Netflix’s absence in China isn’t a fluke, it’s the result of years of failed negotiations, rigid censorship rules, and a government that simply wasn’t interested, according to Co-CEO Ted Sarandos. And now, he says, it’s one of the company’s biggest advantages.
At a time when every major Hollywood studio was chasing access to the Chinese market, Netflix tried too, and hit a wall. In a candid interview during the World Economy Summit in Washington this week, Sarandos described how the streaming giant tried and failed to secure approval in China, and why he no longer sees it as a missed opportunity.
Breaking Into China Was Once Essential
Fifteen years ago, the Chinese box office was booming, and for many entertainment executives, success in China felt like a non-negotiable goal.
“Everyone thought it was existential. You had to get to China,” Sarandos said during a conversation with Semafor. “For us, I put in a couple of years of trying to do it.”

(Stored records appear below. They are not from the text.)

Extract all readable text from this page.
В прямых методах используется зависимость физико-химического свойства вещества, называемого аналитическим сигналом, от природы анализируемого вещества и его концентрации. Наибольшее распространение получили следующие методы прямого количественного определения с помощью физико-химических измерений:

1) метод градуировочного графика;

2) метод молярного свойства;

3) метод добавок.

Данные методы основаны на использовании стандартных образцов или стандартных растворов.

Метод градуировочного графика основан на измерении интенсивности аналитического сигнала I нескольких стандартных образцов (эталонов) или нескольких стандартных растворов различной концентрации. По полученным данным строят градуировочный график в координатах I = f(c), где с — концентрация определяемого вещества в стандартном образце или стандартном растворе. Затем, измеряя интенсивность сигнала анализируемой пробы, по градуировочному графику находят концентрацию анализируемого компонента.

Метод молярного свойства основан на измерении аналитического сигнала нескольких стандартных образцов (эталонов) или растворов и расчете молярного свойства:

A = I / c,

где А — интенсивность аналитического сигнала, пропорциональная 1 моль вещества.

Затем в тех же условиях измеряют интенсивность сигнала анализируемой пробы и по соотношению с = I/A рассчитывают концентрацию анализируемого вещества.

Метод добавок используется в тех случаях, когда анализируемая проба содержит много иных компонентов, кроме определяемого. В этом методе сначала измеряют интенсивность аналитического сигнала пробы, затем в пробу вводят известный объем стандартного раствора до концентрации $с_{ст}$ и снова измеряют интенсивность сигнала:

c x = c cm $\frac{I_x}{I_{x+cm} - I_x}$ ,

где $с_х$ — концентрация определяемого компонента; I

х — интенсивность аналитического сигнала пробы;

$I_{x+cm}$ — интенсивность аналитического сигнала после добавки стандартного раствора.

Netflix struck a deal with a third-party company that could have allowed it to operate inside China, avoiding the country’s internet firewall. However, content approvals quickly became the main obstacle.
“Not a Single Episode” Passed the Censorship Board
In three years of effort, not one Netflix show cleared the Chinese censorship board. That failure effectively shut the door on any path forward.
“They had no interest in us being in China,” Sarandos said bluntly. “I watched everyone spend the next decade grinding out all their time to get into China and ultimately ended up in the same place I did, which was nowhere.”
No China, No Problem
While Netflix never entered the Chinese market, Sarandos now views that as a strategic advantage. The company doesn’t face Chinese censorship, internet restrictions, tariffs, or regulatory risks, exposures that have complicated things for other U.S. firms.
“We are one of the rare companies in the U.S. without exposure to China,” he said. “There is a big business in the rest of the world that is happy to host Netflix.”
He added a pointed aside referencing trade politics: “No censorship, no tariffs, no taxes,” he said with a grin.
Netflix’s Economic Footprint in the U.S.
Sarandos also spoke of Netflix’s impact on the U.S. economy, something he feels is all too often lost in policy debates and trade agreements.
“From about 2020 through 2024, Netflix contributed $125 billion to the U.S. economy, created 140,000 production jobs, and shot content in all 50 states,” he said.
He was frustrated that the entertainment business tends to get bypassed by traditional manufacturing, citing how Netflix’s $1 billion production facility in New Jersey did not generate the type of hype that factories do.
“In Mexico, when we opened a production facility, the president showed up,” Sarandos said. “If we were building a billion-dollar car factory here, someone would be there with a camera.”
Hollywood’s Silent “Ambassadors”
Sarandos also mentioned former President Donald Trump’s effort to install celebrity “ambassadors” like Mel Gibson and Jon Voight to support Hollywood jobs. That initiative, meant to bolster domestic production, has since faded without delivering results. The Los Angeles Times reported this week that the group has yet to make any announcements or engage with major stakeholders.
Sarandos, meanwhile, continues pushing forward, with or without China’s approval.